Even though the Bears didn't have to cut any unusually large signing bonus checks, their 2012 payroll still is fairly healthy because they have a number of players with big salaries this year.

Among them are Marshall ($9.1 million), Julius Peppers ($8.9 million), Jay Cutler ($7.7 million) and Brian Urlacher $7.5 million).

Front office chess: Flurry of moves

The Bears took a week off from playing, but they were far from inactive in the front office.

Since they last played, the Bears made eight transactions — adding two and subtracting two each from their practice squad and 53-man roster.

Among the missing are three players who have logged a lot of time at Halas Hall — offensive lineman Chris Williams and running backs Kahlil Bell and Harvey Unga.

But another player with a familiar face was among the newcomers. Zack Bowman, who signed with the Vikings in the offseason as a free agent, was brought back.
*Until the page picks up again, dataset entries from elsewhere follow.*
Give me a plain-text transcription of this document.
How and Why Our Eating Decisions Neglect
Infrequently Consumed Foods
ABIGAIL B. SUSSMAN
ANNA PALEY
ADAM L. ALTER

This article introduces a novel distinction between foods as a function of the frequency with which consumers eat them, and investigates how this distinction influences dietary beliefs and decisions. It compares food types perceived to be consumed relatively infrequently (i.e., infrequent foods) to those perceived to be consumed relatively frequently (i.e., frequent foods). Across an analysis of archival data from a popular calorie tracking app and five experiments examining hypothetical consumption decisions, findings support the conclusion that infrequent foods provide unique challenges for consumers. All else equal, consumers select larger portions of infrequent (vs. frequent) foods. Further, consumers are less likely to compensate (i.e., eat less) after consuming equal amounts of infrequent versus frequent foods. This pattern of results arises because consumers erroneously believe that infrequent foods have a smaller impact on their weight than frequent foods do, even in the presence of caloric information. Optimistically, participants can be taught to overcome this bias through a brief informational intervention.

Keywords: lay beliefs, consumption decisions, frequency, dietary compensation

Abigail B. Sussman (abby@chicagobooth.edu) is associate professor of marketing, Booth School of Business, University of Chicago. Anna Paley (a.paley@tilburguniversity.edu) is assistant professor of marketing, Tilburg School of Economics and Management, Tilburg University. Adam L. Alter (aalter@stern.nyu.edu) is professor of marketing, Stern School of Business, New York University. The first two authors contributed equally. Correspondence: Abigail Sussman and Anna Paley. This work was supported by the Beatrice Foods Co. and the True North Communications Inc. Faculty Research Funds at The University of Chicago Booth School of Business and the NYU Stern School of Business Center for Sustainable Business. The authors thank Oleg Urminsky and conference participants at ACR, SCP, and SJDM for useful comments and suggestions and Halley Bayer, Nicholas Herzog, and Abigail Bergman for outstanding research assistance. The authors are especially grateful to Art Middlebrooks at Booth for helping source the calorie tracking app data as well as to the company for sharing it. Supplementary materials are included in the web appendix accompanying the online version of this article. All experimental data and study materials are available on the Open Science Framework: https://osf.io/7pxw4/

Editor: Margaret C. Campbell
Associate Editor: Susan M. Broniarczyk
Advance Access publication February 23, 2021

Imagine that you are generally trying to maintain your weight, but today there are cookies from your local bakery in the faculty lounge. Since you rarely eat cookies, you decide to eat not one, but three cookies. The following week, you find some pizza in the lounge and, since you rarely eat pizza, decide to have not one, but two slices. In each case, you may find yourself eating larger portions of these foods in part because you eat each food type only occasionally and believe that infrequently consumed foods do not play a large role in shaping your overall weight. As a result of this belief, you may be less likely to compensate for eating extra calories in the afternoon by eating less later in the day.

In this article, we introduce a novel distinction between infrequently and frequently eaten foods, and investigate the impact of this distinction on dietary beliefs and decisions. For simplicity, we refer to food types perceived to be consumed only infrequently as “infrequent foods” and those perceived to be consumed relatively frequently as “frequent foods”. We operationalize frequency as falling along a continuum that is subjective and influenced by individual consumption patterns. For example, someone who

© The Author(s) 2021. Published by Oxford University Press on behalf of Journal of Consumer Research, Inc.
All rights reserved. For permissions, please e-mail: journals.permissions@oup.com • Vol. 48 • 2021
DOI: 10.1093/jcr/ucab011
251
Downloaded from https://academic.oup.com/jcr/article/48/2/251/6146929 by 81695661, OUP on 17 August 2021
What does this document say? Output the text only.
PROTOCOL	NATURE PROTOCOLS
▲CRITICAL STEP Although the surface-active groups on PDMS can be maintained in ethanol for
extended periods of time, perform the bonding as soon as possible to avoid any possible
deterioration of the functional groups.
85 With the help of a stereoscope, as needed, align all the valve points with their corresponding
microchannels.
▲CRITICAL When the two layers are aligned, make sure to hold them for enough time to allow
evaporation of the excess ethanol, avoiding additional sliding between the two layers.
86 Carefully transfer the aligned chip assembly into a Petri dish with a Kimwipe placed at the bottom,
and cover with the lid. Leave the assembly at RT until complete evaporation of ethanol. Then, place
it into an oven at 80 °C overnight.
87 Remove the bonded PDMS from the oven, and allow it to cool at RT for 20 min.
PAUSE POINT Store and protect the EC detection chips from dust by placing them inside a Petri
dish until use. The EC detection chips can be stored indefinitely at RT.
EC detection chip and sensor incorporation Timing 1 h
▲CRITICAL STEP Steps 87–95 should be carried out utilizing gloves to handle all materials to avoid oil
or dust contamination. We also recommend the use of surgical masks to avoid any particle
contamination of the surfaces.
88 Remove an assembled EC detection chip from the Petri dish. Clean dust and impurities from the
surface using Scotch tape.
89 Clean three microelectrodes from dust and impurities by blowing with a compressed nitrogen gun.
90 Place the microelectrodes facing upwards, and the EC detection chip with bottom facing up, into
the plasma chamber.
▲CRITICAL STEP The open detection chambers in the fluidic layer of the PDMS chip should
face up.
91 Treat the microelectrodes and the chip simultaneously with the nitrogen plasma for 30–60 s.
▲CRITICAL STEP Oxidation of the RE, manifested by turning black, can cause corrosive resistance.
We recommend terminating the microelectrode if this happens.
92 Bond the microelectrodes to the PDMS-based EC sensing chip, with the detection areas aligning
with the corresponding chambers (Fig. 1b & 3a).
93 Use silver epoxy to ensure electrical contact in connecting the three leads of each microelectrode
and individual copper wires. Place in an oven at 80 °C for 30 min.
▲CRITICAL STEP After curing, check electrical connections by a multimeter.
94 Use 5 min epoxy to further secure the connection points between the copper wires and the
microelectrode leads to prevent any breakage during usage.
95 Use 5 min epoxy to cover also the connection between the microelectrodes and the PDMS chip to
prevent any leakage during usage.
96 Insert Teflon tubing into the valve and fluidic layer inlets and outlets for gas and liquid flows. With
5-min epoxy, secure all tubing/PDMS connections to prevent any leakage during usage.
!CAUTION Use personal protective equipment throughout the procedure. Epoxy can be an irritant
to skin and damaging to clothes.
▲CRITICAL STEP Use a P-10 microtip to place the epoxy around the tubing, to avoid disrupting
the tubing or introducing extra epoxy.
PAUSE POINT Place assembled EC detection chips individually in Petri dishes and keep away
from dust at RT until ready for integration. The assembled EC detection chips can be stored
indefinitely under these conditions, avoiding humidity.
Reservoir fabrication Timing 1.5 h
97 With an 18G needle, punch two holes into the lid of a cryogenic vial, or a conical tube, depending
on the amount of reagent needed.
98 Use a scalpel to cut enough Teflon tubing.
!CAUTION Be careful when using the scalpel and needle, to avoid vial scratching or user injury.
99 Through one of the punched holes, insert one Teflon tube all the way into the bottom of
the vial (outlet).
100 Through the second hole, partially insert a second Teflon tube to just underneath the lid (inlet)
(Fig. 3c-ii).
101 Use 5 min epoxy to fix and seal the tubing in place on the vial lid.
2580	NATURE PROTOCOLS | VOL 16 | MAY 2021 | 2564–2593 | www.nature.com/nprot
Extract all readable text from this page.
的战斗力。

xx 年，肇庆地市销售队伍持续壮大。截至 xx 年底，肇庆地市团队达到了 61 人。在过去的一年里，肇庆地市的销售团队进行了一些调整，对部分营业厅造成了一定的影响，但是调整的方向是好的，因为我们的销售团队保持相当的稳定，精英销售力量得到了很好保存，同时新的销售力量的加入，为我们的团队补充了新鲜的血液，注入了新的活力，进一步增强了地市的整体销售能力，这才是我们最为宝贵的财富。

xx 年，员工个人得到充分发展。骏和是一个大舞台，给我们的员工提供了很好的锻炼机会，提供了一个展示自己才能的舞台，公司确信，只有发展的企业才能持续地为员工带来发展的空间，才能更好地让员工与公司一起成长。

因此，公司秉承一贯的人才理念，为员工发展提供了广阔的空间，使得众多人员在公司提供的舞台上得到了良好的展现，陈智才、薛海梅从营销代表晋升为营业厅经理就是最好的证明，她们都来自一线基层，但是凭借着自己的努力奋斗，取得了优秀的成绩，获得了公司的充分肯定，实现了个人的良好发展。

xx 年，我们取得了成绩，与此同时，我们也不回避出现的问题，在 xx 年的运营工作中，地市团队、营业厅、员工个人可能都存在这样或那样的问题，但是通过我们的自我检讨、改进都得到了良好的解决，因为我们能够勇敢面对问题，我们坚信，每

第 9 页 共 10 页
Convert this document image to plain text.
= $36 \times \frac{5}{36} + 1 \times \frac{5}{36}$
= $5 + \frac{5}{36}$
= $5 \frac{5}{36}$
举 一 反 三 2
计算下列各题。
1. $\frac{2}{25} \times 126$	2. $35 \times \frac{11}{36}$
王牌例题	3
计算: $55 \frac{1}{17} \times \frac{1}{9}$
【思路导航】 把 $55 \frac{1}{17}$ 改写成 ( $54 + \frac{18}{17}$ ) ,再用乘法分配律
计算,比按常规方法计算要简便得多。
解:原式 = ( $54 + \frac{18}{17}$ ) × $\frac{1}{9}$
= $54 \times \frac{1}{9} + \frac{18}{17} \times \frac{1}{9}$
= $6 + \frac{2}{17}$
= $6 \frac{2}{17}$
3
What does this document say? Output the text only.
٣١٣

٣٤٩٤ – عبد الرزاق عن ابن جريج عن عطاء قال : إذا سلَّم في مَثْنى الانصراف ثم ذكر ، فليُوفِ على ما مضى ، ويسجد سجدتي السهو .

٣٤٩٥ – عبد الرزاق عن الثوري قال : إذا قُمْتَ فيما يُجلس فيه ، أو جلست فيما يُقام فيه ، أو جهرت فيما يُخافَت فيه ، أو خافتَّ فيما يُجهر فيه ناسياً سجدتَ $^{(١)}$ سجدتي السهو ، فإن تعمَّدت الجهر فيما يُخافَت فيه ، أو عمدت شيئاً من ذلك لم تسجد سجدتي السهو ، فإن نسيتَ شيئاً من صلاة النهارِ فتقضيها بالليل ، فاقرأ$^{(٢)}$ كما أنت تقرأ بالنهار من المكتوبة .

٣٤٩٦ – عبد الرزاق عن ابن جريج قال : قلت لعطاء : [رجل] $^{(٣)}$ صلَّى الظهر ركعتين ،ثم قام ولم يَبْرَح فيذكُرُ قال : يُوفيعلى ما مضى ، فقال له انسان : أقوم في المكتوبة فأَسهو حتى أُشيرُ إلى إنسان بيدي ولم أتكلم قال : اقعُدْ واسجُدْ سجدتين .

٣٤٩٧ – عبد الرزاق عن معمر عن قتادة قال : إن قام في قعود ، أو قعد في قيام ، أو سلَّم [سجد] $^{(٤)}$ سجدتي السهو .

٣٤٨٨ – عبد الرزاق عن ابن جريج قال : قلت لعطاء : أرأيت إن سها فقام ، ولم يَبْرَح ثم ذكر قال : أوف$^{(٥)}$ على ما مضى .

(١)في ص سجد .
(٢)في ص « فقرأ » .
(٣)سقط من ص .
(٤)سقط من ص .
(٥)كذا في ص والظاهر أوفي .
The Bears didn't want Bowman in March, but they wanted him last week for a couple of reasons.

The first is that cornerback Sherrick McManis could miss Monday night's game with a hip injury. Bowman is capable of replacing him on special teams as well as defense.

The other player Bowman can replace maybe better than anyone else on the roster is Charles Tillman. If the Bears were to lose the 6-foot-2 Tillman during the Lions game, now they have a 6-1 potential replacement who knows the system and has experience against Calvin Johnson.

That's why signing Bowman made more sense than signing a younger cornerback with more potential.

The acquisition of tight end Brody Eldridge also is interesting. Eldridge was signed to see if he can help the Bears' blocking. He played some center and guard at Oklahoma and is known as a finisher.

Matt Spaeth has not performed poorly as the primary blocking tight end. In fact, he performed very well in the Bears' last game. But now, he could have some competition.